Ao evitar as prisões de pseudopatriotas defronte os quartéis, durante a madrugada do day after, o comandante da 11° Região Militar do Exército ganhou tempo na expectativa de que a inusitada demonstração de força, metabolizada pela vontade geral, mobilizasse os Colecionadores, Atiradores e Caçadores (CACs), além dos zumbis tradicionais para derrubar o governo eleito. Contudo, as ruas silenciaram em favor do Estado de direito democrático. O presidente da República, do Supremo Tribunal Federal (STF), da Câmara dos Deputados e do Senado cerraram fileiras com a legalidade. O Alto Comando das Forças Armadas captou a mensagem, somou-a à desautorização da potência imperial em recados reiterados de Joe Biden – e, com o coração partido, puxou o freio de mão.
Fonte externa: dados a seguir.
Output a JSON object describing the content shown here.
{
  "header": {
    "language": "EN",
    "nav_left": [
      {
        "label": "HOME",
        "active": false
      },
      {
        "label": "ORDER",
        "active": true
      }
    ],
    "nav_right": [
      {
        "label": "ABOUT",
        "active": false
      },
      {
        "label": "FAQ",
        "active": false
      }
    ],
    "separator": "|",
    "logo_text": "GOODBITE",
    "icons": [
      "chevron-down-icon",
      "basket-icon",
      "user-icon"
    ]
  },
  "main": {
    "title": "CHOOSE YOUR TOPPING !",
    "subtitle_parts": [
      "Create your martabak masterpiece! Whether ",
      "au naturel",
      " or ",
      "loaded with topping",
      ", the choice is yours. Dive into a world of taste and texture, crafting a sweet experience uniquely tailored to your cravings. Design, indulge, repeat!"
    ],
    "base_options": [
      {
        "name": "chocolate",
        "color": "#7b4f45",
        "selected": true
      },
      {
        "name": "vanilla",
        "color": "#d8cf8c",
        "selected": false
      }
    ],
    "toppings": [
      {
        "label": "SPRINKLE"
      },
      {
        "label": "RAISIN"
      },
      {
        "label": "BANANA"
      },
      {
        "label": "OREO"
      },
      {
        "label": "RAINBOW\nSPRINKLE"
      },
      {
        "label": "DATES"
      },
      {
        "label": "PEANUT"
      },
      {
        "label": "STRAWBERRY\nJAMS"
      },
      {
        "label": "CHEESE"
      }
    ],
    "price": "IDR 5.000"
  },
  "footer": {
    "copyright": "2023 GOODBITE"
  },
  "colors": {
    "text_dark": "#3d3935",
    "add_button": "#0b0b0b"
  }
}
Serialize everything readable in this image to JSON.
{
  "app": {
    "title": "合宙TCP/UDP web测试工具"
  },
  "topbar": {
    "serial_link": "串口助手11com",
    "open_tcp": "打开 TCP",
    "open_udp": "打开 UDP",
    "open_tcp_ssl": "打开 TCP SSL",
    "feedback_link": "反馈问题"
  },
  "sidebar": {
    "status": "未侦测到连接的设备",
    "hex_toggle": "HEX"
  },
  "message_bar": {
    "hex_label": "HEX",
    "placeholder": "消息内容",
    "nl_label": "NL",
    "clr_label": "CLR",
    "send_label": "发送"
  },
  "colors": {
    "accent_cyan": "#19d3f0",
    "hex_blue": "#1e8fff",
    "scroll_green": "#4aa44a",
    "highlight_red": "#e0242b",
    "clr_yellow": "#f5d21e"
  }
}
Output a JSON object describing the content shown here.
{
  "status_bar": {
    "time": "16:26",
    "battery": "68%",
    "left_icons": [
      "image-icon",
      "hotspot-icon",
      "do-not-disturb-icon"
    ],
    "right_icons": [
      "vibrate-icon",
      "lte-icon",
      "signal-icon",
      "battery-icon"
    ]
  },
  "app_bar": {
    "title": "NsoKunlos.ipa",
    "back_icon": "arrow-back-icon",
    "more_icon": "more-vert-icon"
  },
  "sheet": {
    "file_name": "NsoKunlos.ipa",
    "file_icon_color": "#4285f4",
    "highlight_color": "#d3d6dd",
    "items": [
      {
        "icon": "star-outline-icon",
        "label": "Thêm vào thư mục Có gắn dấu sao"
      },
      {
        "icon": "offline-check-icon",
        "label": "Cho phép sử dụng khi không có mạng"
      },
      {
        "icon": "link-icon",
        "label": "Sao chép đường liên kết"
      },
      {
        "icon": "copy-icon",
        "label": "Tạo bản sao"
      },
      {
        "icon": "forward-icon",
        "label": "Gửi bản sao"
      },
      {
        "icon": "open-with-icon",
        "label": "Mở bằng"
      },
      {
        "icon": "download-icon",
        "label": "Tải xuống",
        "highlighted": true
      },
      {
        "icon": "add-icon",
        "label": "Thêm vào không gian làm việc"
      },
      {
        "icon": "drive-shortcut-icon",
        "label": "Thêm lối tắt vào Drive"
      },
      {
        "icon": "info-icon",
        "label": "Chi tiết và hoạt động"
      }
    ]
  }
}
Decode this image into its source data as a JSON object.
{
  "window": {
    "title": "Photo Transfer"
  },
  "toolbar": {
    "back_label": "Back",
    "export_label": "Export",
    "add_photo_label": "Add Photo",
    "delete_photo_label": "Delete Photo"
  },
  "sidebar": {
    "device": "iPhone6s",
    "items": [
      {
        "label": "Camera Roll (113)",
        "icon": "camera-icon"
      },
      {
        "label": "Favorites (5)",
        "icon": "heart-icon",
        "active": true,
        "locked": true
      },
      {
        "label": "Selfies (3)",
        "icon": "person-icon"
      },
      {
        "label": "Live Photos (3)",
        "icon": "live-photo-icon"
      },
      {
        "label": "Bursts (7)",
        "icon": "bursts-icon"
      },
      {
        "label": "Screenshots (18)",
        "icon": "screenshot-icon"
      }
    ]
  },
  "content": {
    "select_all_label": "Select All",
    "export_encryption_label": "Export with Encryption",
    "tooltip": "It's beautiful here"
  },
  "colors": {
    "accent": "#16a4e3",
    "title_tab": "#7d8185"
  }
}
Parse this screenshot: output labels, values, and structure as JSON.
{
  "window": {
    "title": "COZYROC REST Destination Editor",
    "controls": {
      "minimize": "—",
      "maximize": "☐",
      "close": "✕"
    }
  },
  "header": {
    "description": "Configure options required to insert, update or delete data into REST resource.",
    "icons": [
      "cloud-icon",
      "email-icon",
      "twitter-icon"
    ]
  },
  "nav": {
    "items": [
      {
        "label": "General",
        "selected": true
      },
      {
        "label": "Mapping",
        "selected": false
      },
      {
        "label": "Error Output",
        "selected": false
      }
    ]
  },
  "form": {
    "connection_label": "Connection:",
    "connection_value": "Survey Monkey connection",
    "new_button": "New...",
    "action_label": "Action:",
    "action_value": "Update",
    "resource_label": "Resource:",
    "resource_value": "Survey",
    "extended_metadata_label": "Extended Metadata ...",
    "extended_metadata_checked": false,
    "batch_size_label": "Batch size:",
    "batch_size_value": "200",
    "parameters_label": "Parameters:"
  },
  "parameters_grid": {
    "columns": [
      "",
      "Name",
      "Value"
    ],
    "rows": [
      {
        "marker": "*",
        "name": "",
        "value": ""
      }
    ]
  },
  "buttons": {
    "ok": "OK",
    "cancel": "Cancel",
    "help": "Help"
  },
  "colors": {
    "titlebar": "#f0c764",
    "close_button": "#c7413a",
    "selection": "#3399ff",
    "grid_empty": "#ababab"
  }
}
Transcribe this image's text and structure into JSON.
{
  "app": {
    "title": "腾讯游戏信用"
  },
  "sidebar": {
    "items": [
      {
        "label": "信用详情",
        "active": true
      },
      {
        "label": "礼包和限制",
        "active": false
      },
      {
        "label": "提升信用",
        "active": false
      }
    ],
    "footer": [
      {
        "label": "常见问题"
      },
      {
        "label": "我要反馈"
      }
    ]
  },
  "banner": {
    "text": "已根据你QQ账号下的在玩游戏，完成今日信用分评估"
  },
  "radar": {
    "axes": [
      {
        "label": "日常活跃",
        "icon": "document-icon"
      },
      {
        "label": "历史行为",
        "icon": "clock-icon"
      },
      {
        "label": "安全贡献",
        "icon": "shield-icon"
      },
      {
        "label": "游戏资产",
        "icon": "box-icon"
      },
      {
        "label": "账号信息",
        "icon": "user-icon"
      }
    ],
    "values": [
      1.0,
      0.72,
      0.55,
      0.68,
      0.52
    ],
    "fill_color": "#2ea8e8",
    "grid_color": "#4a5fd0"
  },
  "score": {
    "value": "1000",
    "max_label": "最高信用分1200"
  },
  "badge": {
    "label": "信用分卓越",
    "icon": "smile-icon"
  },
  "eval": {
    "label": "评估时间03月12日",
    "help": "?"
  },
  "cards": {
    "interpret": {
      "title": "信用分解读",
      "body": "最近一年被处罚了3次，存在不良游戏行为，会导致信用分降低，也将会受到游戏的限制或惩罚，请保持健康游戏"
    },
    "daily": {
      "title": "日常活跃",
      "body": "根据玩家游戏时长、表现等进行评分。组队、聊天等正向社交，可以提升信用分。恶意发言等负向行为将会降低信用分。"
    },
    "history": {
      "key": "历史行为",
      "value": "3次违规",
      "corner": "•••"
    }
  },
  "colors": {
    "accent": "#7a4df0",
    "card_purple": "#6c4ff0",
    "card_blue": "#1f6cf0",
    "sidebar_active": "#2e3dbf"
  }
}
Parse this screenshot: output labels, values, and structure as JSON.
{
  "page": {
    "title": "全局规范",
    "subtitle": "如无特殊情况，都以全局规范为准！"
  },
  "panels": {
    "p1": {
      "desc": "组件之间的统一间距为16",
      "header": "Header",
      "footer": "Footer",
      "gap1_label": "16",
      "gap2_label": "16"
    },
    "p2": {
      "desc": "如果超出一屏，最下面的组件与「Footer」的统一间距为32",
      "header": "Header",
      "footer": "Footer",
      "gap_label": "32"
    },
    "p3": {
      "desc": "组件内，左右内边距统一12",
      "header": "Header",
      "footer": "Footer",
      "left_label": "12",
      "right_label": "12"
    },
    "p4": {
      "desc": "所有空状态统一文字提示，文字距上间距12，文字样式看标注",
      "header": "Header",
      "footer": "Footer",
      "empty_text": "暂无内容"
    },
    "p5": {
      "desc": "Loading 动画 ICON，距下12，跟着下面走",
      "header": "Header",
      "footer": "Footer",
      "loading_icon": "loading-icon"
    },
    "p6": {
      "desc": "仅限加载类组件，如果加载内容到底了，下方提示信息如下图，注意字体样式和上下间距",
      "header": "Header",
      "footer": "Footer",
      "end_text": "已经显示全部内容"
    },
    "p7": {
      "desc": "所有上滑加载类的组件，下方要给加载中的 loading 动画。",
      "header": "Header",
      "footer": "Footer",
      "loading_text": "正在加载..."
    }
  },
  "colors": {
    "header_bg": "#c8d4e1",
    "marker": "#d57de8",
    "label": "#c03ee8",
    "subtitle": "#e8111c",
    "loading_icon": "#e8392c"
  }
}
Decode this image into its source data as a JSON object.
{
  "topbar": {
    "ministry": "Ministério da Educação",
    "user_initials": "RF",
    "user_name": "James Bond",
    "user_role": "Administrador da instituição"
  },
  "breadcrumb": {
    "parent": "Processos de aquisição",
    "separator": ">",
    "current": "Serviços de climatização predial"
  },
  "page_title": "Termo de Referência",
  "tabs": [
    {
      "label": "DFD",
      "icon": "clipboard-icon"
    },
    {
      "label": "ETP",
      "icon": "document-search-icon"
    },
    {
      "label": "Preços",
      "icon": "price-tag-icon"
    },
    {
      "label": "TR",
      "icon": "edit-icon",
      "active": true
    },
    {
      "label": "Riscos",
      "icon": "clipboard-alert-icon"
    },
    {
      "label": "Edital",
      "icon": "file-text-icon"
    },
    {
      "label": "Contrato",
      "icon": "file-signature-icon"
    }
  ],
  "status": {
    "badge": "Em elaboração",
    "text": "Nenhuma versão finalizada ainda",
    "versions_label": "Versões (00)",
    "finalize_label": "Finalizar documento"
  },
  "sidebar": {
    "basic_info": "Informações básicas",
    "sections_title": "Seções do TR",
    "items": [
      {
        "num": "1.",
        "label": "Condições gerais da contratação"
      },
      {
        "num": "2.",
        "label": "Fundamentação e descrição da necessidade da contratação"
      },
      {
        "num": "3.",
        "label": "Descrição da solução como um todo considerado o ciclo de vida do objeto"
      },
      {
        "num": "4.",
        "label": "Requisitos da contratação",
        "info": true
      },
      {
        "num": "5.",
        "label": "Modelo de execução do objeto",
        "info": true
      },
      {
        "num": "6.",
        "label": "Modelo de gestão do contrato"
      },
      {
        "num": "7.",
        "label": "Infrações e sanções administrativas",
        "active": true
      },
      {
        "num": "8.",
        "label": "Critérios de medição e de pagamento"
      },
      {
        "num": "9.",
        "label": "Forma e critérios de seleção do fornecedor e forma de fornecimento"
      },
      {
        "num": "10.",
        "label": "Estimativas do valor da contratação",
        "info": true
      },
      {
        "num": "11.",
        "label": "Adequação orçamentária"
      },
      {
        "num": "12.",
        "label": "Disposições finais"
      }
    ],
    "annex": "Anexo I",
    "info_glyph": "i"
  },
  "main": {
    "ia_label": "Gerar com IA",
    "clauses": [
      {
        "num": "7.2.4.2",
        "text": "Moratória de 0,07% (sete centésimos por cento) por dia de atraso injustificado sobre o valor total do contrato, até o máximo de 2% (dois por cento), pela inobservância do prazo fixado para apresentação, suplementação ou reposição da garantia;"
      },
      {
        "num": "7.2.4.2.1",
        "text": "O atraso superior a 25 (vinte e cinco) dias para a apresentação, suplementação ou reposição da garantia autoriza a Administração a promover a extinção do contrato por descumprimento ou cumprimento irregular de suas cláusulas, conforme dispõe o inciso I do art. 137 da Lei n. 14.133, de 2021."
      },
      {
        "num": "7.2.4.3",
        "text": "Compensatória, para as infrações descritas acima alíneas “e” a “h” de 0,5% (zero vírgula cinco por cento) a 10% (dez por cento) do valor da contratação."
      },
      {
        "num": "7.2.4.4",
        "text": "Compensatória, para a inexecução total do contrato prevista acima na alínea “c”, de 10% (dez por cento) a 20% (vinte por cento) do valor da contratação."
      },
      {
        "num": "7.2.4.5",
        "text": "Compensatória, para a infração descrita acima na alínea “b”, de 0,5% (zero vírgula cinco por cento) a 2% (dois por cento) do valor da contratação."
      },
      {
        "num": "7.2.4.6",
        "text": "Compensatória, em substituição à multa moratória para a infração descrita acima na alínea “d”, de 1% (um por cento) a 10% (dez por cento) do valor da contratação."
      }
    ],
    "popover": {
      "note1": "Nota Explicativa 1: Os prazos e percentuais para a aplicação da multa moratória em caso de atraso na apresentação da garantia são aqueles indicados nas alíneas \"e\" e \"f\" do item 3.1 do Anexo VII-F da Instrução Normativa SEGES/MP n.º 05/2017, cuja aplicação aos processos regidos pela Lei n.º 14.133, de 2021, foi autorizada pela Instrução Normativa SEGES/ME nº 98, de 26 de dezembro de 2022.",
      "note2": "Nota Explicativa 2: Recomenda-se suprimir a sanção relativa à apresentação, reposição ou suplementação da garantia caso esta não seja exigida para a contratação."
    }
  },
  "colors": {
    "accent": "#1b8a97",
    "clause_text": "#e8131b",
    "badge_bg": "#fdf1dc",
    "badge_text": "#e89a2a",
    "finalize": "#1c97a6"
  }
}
A estratégia previa um banho de sangue, a exemplo do atentado planejado no aeroporto de Brasília. Não seria a primeira vez que as Forças Armadas violariam o seu compromisso constitucional. Tampouco a dos empresários que conspiraram para instalar o Estado de exceção, aos moldes da ditadura civil-militar de 1964. O ajuste de contas, que não ocorreu na redemocratização a partir de 1985, revelou o erro do centro político (MDB), à época, ao aceitar a transição “por cima” sem julgar os usurpadores do poder. Para Joaquim Nabuco, fazer a Abolição foi fácil; difícil é tirar a propensão escravista d’alma das “elites”. A geração da Escola Militar de Agulhas Negras, sob o regime antidemocrático de antanho, compõe o generalato atual – cujas estrelas equiparam o país a uma loja de conveniência.
A expulsão do outro
As redes sociais recuperam o que Byung-Chul Han denomina de “terror do igual”, em A expulsão do outro: sociedade, percepção e comunicação hoje. Ampliando o escopo do ensaio, é possível afirmar que a positividade do mesmo virou inimiga da negatividade do outro. “A proliferação do igual constitui as transformações patológicas do corpo social”. Assim, a “sobrecomunicação” e o “sobreconsumo” geraram a “depressão” e a “permissividade” contemporâneas. A comunicação deixou de ser comunicativa para ser cumulativa e, o consumo, predatório. Já os consumidores se entopem de filmes e séries, sem limitação temporal. Os algoritmos garantem o que corresponde ao gosto dos fregueses, percebidos como gado para a engorda com o sempre igual, quando se percebe que a estruturação das narrativas obedece a um padrão que se repete à exaustão, dia e noite.
Vive-se a era da “biopolítica” anunciada por Michel Foucault no curso Nascimento da biopolítica, do Collège de France (1978-1979), onde o pensador francês analisa o expansionismo da ideologia neoliberal que – mais do que um modelo econômico – universalizou o sujeito “empreendedor de si mesmo”, com critérios empresariais: rentabilidade, produtividade. O apelo à “autenticidade” reforça a compulsão para a individuação. Adoecemos terminalmente de neoliberalismo, “em um Estado sob a vigilância do mercado, em vez de um mercado sob a vigilância do Estado” (aula de 07/02/1979).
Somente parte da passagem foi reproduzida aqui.